The conflict has been ongoing since June of this year. HUSA Senate has proposed an alternative three-year payment plan as a solution to the deficit, but was reportedly denied by the university.
Amidst the confusion, the HUSA Senate launched an investigation of their own into the nature of the debt.
“It was said that, basically, the [8th HUSA Senate] had overspent. So then we had a couple of questions, like how is a body able to overspend that level of money?” said Jordyn Allen, a chairwoman for the HUSA Senate. “We’re not talking about a couple hundred dollars, we’re talking about 20 grand,” Allen said.
Upon further inquiry and communication with the university, HUSA Senate was left with more questions. The Senate reports that the university has yet to provide accurate financial documentation on the deficit that they have been told to pay.
“When I started asking the questions, ‘can you provide documentation on how we got here?’ we were provided backlogs and ledgers that didn’t add up,” said Allen. “When they sent out their list on how everything was spent we couldn’t find it in the ledgers. There were some transactions that were there, but all of them weren’t there, and there were also transactions that we couldn’t justify based on what we voted to spend,” she continued.

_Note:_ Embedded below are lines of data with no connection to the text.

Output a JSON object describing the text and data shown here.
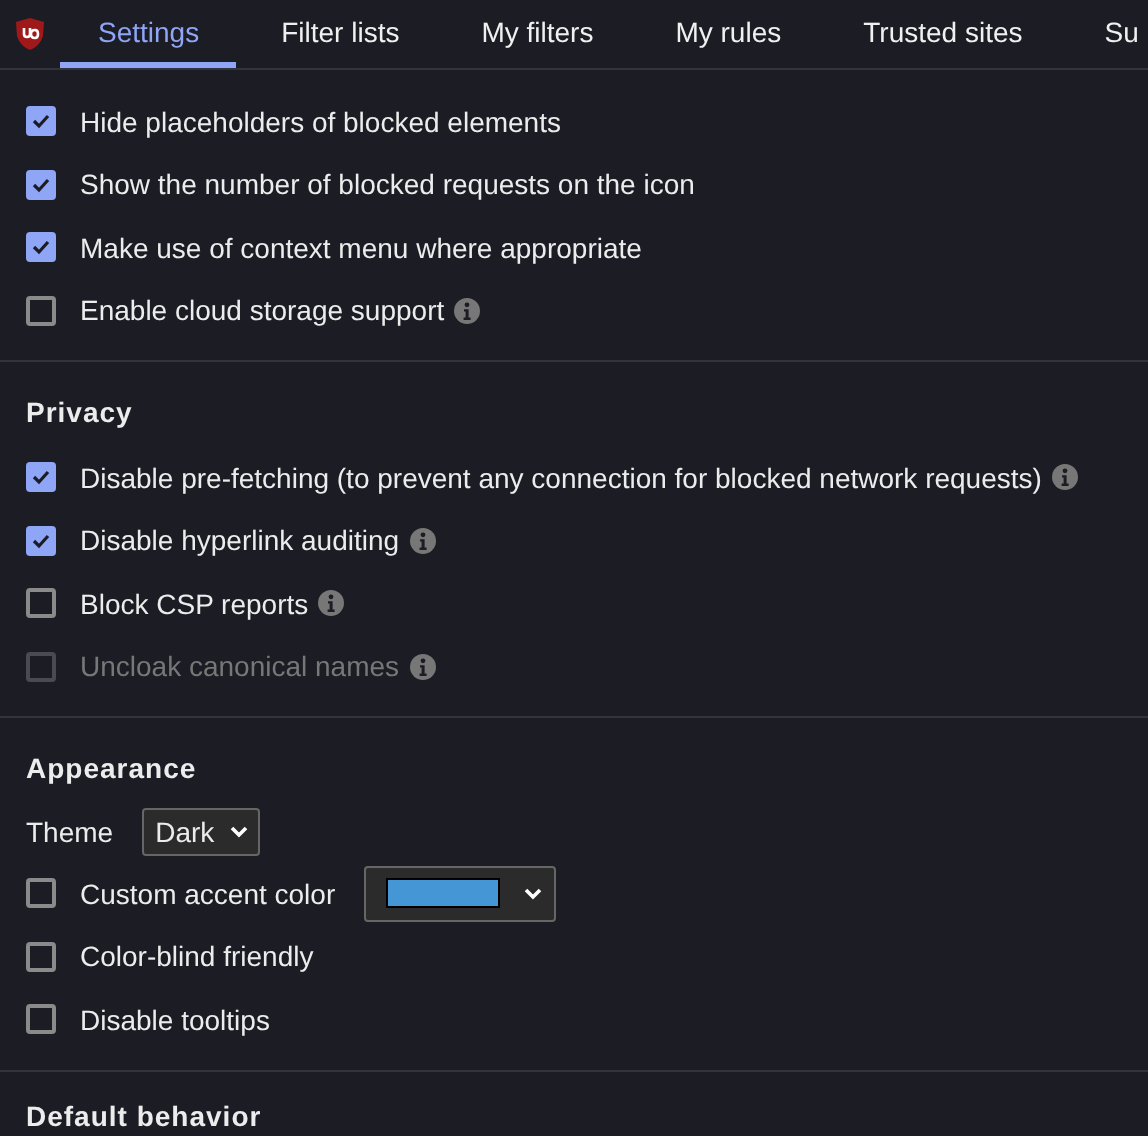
{
  "tabs": [
    {
      "label": "Settings",
      "selected": true
    },
    {
      "label": "Filter lists",
      "selected": false
    },
    {
      "label": "My filters",
      "selected": false
    },
    {
      "label": "My rules",
      "selected": false
    },
    {
      "label": "Trusted sites",
      "selected": false
    },
    {
      "label": "Su",
      "selected": false
    }
  ],
  "sections": [
    {
      "items": [
        {
          "kind": "checkbox",
          "label": "Hide placeholders of blocked elements",
          "checked": true,
          "disabled": false,
          "info": false
        },
        {
          "kind": "checkbox",
          "label": "Show the number of blocked requests on the icon",
          "checked": true,
          "disabled": false,
          "info": false
        },
        {
          "kind": "checkbox",
          "label": "Make use of context menu where appropriate",
          "checked": true,
          "disabled": false,
          "info": false
        },
        {
          "kind": "checkbox",
          "label": "Enable cloud storage support",
          "checked": false,
          "disabled": false,
          "info": true
        }
      ]
    },
    {
      "heading": "Privacy",
      "items": [
        {
          "kind": "checkbox",
          "label": "Disable pre-fetching (to prevent any connection for blocked network requests)",
          "checked": true,
          "disabled": false,
          "info": true
        },
        {
          "kind": "checkbox",
          "label": "Disable hyperlink auditing",
          "checked": true,
          "disabled": false,
          "info": true
        },
        {
          "kind": "checkbox",
          "label": "Block CSP reports",
          "checked": false,
          "disabled": false,
          "info": true
        },
        {
          "kind": "checkbox",
          "label": "Uncloak canonical names",
          "checked": false,
          "disabled": true,
          "info": true
        }
      ]
    },
    {
      "heading": "Appearance",
      "items": [
        {
          "kind": "select",
          "label": "Theme",
          "value": "Dark"
        },
        {
          "kind": "checkbox",
          "label": "Custom accent color",
          "checked": false,
          "disabled": false,
          "info": false,
          "color": "#4596d4"
        },
        {
          "kind": "checkbox",
          "label": "Color-blind friendly",
          "checked": false,
          "disabled": false,
          "info": false
        },
        {
          "kind": "checkbox",
          "label": "Disable tooltips",
          "checked": false,
          "disabled": false,
          "info": false
        }
      ]
    },
    {
      "heading": "Default behavior"
    }
  ]
}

In fact, HUSA Senate’s investigation indicated that there was a surplus during the 2019-2020 school year.
“In the year of 2019, the Senate was told it had $130,000 to spend, and in our records we spent $100,000 of that,” said Allen. “Based on our records, there is a $30,000 surplus that we did not spend,” she continued.
In addition, HUSA Senate reports that the financial documents they have been receiving from the university’s restricted accounts have been inconsistent and conflicting.

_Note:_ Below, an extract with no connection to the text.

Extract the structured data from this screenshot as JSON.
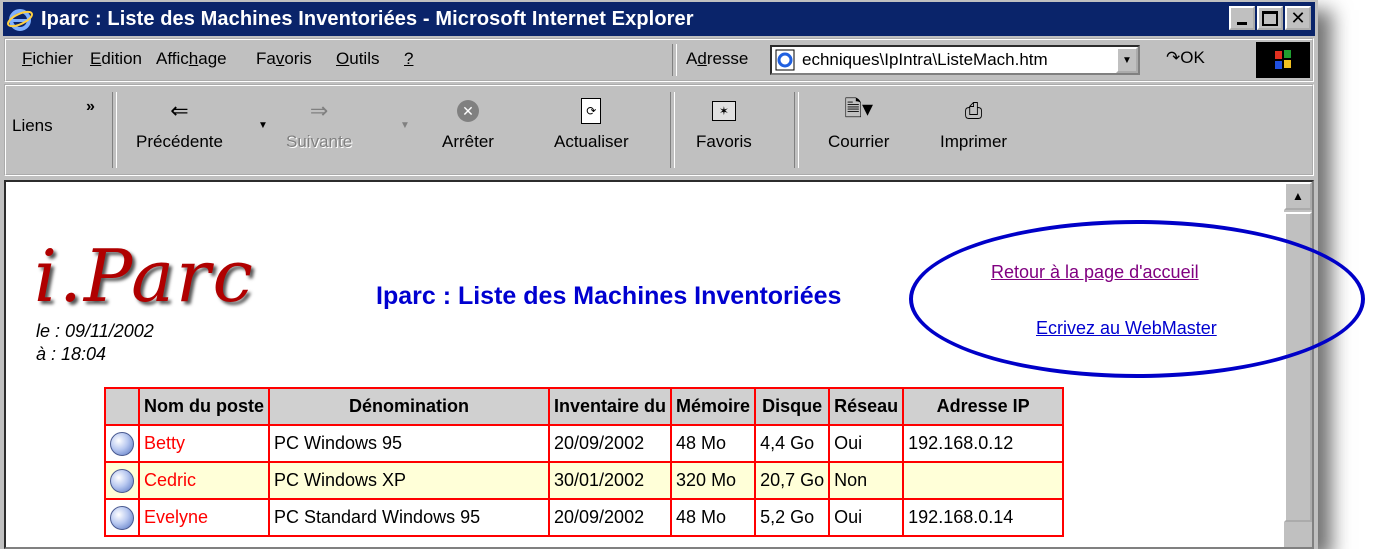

“None of the documents that have been provided to us have been consistent, so then it becomes more confusing for us,” Allen said. “Because some have shown $20,000, others have shown much larger numbers, and so we’re trying to figure out what is going on,” she said.
HUSA Executive, Howard’s executive student government body, supports HUSA Senate’s continued investigation into the deficit.
“The 10th HUSA Senate demonstrates the clear need for improved communication and transparency between students and administration,” HUSA Executive President Kylie Burke said. “HUSA Executive fully supports the valid and responsible inquiries being made by the Senate in regards to their deficit. We have been supportive of their efforts and will continue to do so,” she continued.
The night of the announcement, Howard students and alumni took to social media to voice their frustration.
“It is unfair to them as student leaders to not only be missing their budget for the semester but also have no idea when it is coming. I feel as though it’s completely unfair to the student body,” Alexandria Allen, a junior elementary education major said.
Malaya Roberts, a senior supply chain management major, was particularly frustrated that this was an issue, considering the donations and aid the university has been receiving.
“Having received email after email over the past year about all the donations, and a sitting president with a salary of $1 million, couldn’t possibly result in a $20,000 deficit of our Student Association,” Roberts said, “I feel it is now the responsibility of the University to make up for their past mistakes.”
“I honestly wasn’t surprised by what occurred and the reaction on Howard’s part. Money just tends to disappear at the school,” said Jeremiah Smith, a 2020 graduate.
The HUSA Senate says they will update the Howard community as they continue to seek answers, and affirm that they have no intentions of dismissing the issue.
“We plan to move forward with the allocations we’ll receive in the fall, but we’re still not letting that $20,000 go. We’re going to have to know where that money is,” said Allen.